The key to the renewed interest in this strategy—called “upstream planning” because the assets initially flow from the younger generation to the older—is the new tax law, which doubled the amount anyone can give away in assets, while alive or after death, to $11.4 million. The exemption can be used to shield your estate from taxes upon death or during your lifetime to make tax-free gifts—such as appreciated assets using upstream planning. ...

“People [previously] didn’t want to use up their estate tax exemption, but the whole paradigm has shifted because of this new high exemption amount,” says Jere Doyle, an estate planning strategist at BNY Mellon Wealth Management. “When they doubled the exemption, everyone thought they’d do away with the step-up in basis at death, but that didn’t happen. So this creates a huge opportunity for taxpayers.”

Easy as this strategy sounds, there are a few caveats.

Be sure that the elder to whom you pass appreciated assets is also not concerned about being subject to the estate tax. “For this to work both parties have to be under the estate-tax exemption,” [Steve Parrish, adjunct professor of advanced planning at the American College of Financial Services,] says. “You don’t want your gift to increase your parents’ estate tax.”

If the elder dies within the first year of receiving your gift, the IRS will frown upon the transaction as a deathbed deal without any purpose other than to avoid taxes, and the transaction will be unwound, Doyle says [Section 1014(e)].

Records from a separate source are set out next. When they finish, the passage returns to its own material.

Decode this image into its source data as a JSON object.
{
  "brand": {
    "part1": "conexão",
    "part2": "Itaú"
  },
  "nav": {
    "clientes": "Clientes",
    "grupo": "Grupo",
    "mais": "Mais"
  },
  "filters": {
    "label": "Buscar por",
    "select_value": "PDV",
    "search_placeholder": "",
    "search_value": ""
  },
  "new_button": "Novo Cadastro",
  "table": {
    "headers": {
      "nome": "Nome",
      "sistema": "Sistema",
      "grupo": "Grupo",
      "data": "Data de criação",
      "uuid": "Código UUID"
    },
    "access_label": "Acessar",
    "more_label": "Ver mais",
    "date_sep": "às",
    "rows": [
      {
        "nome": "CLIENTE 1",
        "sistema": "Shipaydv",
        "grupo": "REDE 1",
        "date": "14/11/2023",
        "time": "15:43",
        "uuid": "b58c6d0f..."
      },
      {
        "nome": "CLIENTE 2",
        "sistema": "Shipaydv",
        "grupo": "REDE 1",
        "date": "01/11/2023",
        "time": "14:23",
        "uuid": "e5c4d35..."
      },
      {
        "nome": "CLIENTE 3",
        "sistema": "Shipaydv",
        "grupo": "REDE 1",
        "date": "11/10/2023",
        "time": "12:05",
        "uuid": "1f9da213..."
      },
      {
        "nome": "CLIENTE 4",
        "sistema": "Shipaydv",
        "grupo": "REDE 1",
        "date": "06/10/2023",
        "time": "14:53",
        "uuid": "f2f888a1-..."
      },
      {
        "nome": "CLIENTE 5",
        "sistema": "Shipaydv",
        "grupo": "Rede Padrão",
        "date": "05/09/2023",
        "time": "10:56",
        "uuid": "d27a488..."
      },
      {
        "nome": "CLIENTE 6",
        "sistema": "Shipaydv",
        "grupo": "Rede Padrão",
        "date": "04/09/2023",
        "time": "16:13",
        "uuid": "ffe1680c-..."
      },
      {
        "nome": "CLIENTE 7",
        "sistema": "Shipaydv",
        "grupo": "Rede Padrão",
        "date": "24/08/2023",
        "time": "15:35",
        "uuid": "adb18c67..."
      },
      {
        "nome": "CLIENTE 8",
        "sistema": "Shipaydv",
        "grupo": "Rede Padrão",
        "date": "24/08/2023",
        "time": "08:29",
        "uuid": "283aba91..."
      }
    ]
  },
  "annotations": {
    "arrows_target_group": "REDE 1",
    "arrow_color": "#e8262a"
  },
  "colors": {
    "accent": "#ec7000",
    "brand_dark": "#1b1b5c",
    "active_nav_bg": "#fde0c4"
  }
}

Also, be sure you wholly trust the elder to whom you’re gifting your assets. Parrish points out that after you transfer them your assets, you no longer control them, so your parent has the right to bequeath them to someone else. “If you’re that business owner trying to save $180,000 in taxes, but your dad lives for a long time, divorces, and leaves the business to someone he met in the retirement home—well, that would be a shame,” Parrish says.